Les résultats des élections présidentielles américaines sont rarement contestés, avec deux exceptions notables : l’élection de 1876 et celle de 2000.
En 1876, aucun des deux candidats, le républicain Hayes et le démocrate Tilden (qui l’emportait en nombre de votes populaires) ne disposait d’une majorité de grands électeurs. Trois États, la Louisiane, la Floride et la Caroline du Sud présentaient des listes rivales de grands électeurs. Le Congrès restait dans l’incapacité de trancher puisque la Chambre des représentants, contrôlée par les Démocrates, préférait Tilden alors que le Sénat, contrôlé par les Républicains, choisissait Hayes. Un compromis fut trouvé in extremis avec la mise en place d’une commission bipartisane qui donnait la présidence à Hayes et offrait à Tilden, comme lot de consolation, une extraordinaire victoire politique : le rétablissement de l’autonomie politique des États du Sud, fondée sur le départ des troupes fédérales, et la mise en place rapide et brutale d’un système de dépossession du droit de vote des Noirs — citoyens théoriquement libres — mais subjugués jusqu’au vote de deux grandes lois libératrices, votées sous l’administration Johnson (le Civil Rights Act de 1964 et le Voting Rights Act de 1965). Le deuxième exemple, mieux connu, est celui de l’élection de 2000, qui se termina avec une intervention de la Cour Suprême, interrompant le recomptage des voix de la Floride, le 12 décembre. Les Républicains l’emportaient alors avec une majorité de 537 voix.  

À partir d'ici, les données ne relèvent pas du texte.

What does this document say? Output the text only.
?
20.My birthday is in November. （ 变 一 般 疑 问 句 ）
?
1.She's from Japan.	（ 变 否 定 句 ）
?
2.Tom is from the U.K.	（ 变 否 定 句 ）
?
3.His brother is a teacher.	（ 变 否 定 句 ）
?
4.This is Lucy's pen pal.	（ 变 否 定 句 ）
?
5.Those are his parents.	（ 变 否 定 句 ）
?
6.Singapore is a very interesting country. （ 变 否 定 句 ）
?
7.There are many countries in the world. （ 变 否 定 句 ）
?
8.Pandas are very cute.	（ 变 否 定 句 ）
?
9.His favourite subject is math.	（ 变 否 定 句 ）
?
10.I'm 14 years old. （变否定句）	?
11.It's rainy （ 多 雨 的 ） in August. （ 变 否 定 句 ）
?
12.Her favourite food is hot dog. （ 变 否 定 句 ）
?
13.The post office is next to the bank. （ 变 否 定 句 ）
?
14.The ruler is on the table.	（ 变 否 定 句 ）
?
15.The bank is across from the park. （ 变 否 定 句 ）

L’objet du débat actuel est inséparable des effets d’annonce des résultats de l’élection. Aux États-Unis comme en France, les résultats des élections présidentielles, depuis les années 1970, sont officieusement annoncés par un consortium d’agences de presse et de grandes chaînes de télévision (AP, Reuters, Fow News, CBS, ABC, CNN...). Ce consortium s’appuie sur des decision desks qui font le point du décompte des voix à partir de données collectées au niveau des comtés des différents États décisifs (battle-ground states ou swing states). Des armées de statisticiens anticipent les résultats finaux, à partir de projections fondées sur les résultats déjà acquis et de ceux recueillis dans le passé lors d’élections comparables. Lorsque ces projections sont « sûres », les médias annoncent la « victoire » de tel ou tel État par tel ou tel candidat. Ainsi, le samedi 7 novembre, à 17h 30, heure française, CNN, AP, CBS et d’autres médias annoncèrent la victoire de Biden en Pennsylvanie, à l’issue du comptage de plus de 95% des votes. Biden l’emportait avec une avance (encore provisoire) de 49 064 voix sur son rival. Cette victoire lui permettait de franchir la barre de la majorité absolue des grands électeurs, avec 270 grands électeurs (sur un total de 538). Son élection était donc acquise. 

Il n’y a pas aux États-Unis, comme en France, de ministère de l’Intérieur qui centralise tous les résultats et officialise rapidement les résultats annoncés par les médias le soir même du vote. Les résultats officiels résultent d’un lent processus de certification dont les étapes varient selon les États. Par exemple, les dates de certification sont le 20 novembre pour la Géorgie, le 23 novembre pour le Michigan et la Pennsylvanie, le 30 novembre pour l’Arizona, le 11 décembre pour la Californie... Tous les litiges en cours doivent être résolus au plus tard le 8 décembre. Les grands électeurs se réunissent et votent dans chacun des Etats le 14 décembre. Ces votes sont ensuite placés dans des enveloppes scellées et envoyées à Washington D.C. pour y être reçues, au plus tard le 23 décembre. Le 6 janvier 2021 marque l’inauguration d’un nouveau Congrès où les deux chambres réunies comptent les votes et déterminent officiellement le nom du prochain président.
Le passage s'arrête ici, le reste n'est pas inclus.